Vers la paix perpetuelle

Publié le 29/10/2007 à 12:00 par amisagesse
DE « LA REPUBLIQUE COSMOPOLITE »


Par Abderrahim KACEN
Il ne s’agit pas de prétendre ici donner une vue d’ensemble de l’ouvrage de Kant (1754 – 1804) « Vers la paix perpétuelle », mais de s’arrêter de manière plus localisé sur la façon dont des lignes éthiques et politiques se croisent. La force, et la vérité de la philosophie pratique de Kant est d’avoir tenté de penser jusqu’au bout la différence entre la liberté arbitraire et la liberté sensée. Comprendre cette différence est l’objet de la Critique de la raison pratique. Si la Critique de la raison pure est une recherche sur les conditions de possibilité de l’objectivité dans la connaissance, la Critique de la raison pratique a pour objet les conditions de possibilité de la volonté bonne. Ces conditions se résument toutes dans le rapport entre la liberté et la loi : la loi est ce qui rend connaissable la liberté et la liberté est la raison d’être de la loi. Être libre, dès lors, ce n’est plus seulement être indépendant à l’égard de ses propres désirs, c’est être capable de subordonner son action à la loi du devoir ou, en termes kantiens, de soumettre la maxime subjective de l’action à l’épreuve de la règle d’universalisation.
L’ouvrage de Kant « Vers la paix perpétuelle », publié en automne de l’année 1795, a trouvé un très important et vaste intéressement, les éditions se sont multipliées en vitesse, ainsi que les traductions en plusieurs langues, cet intéressement a été toujours renouvelé en période de guerre qu’a connu l’humanité durant le XX siècle, donc ce n’est pas étrange qu’on s’y intéresse de nouveau après deux siècles. Et lorsqu’on pense aux fondements de la paix, et aux facteurs qui la menacent aujourd’hui, on se sent très motivé pour relire cet ouvrage.
Cependant, il ne faut pas s’attendre à des réponses aux préoccupations actuelles, les réflexions de Kant au sujet de la paix sont liées à son contexte historique, car il part des conditions qui encadrent son époque. Donc ses analyses sont adaptables à sa situation, mais les textes philosophiques fondamentaux contiennent toujours des éléments capables de dépasser leur cadre historique, et de franchir les frontières de l’espace, pour s’inscrire dans le future et ailleurs. Par conséquent, le contact avec ces textes peut affûter notre vision, et nous aider à formuler les vraies questions qui s’imposent actuellement.

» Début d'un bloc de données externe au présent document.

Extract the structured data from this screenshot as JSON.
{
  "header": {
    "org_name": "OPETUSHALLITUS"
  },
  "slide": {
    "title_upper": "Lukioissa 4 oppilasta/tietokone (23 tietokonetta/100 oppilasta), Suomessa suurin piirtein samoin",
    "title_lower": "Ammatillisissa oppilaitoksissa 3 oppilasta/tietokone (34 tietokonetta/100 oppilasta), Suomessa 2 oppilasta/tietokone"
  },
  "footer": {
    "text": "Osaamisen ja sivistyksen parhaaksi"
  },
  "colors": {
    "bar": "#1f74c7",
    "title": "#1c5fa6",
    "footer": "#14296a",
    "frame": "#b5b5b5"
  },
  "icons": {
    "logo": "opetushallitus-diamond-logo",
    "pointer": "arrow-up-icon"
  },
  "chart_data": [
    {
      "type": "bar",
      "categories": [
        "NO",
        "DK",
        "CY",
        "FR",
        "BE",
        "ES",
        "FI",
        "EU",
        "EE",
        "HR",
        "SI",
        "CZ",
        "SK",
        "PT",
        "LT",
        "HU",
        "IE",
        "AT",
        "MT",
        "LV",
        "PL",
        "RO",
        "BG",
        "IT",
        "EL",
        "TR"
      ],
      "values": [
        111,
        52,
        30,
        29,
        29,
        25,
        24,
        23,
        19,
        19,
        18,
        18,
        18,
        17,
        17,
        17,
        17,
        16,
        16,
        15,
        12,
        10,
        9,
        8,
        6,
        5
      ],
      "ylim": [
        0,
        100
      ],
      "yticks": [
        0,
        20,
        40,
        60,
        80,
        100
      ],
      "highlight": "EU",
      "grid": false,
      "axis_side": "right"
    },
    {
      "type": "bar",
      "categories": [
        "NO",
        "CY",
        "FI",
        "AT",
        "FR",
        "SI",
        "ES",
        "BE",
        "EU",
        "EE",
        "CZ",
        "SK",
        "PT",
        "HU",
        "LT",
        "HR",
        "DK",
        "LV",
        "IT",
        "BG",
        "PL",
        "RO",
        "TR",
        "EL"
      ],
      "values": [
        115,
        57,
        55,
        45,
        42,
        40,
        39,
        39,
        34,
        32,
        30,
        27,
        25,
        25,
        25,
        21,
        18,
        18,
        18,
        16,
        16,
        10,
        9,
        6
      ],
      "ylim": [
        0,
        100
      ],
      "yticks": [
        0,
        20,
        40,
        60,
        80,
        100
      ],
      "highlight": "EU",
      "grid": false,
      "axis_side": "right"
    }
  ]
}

A cet effet, nous allons exposer un résumé de cet ouvrage, qui nous permettra de s’approcher de l’idée centrale du « projet de la paix perpétuelle », et de proposer une petite conclusion synthétique.
Au niveau de la forme, l’ouvrage de Kant représente un contrat ayant pour objectif ; mettre fin à la guerre en général, et transiter à un état de paix perpétuelle. Mais pour mieux comprendre la structure interne du texte, nous devons mettre en évidence les hypothèses fondamentales de sa trajectoire philosophique.

Selon Kant, l’état de paix n’est pas l’état naturel entre les Hommes ; l’état naturel entre les Hommes est un état de conflits ou de guerre, mais ceci ne veut pas dire que les gens dans l’état naturel vivent dans une guerre permanente, et dans des conflits continus. D’après Kant l’état naturel est un état de guerre pour des raisons structurelles, car pour mettre fin aux conflits et conserver l’ordre, il n’existe pas de méthodes légitimes dépourvues de combativité, et indépendantes des rapports de forces. Par conséquent l’état naturel, est un état de menace permanente, et tant qu’il n’y a pas une assurance mutuelle entre les Etats d’abandonner leurs tendances conflictuelles en acceptant tous à un système de liberté sur mesure, pour solutionner les conflits légitimement sans violence ; il est donc tout à fait raisonnable que les gens restent dans leur état naturel, c’est à dire prêt à rentrer en guerre.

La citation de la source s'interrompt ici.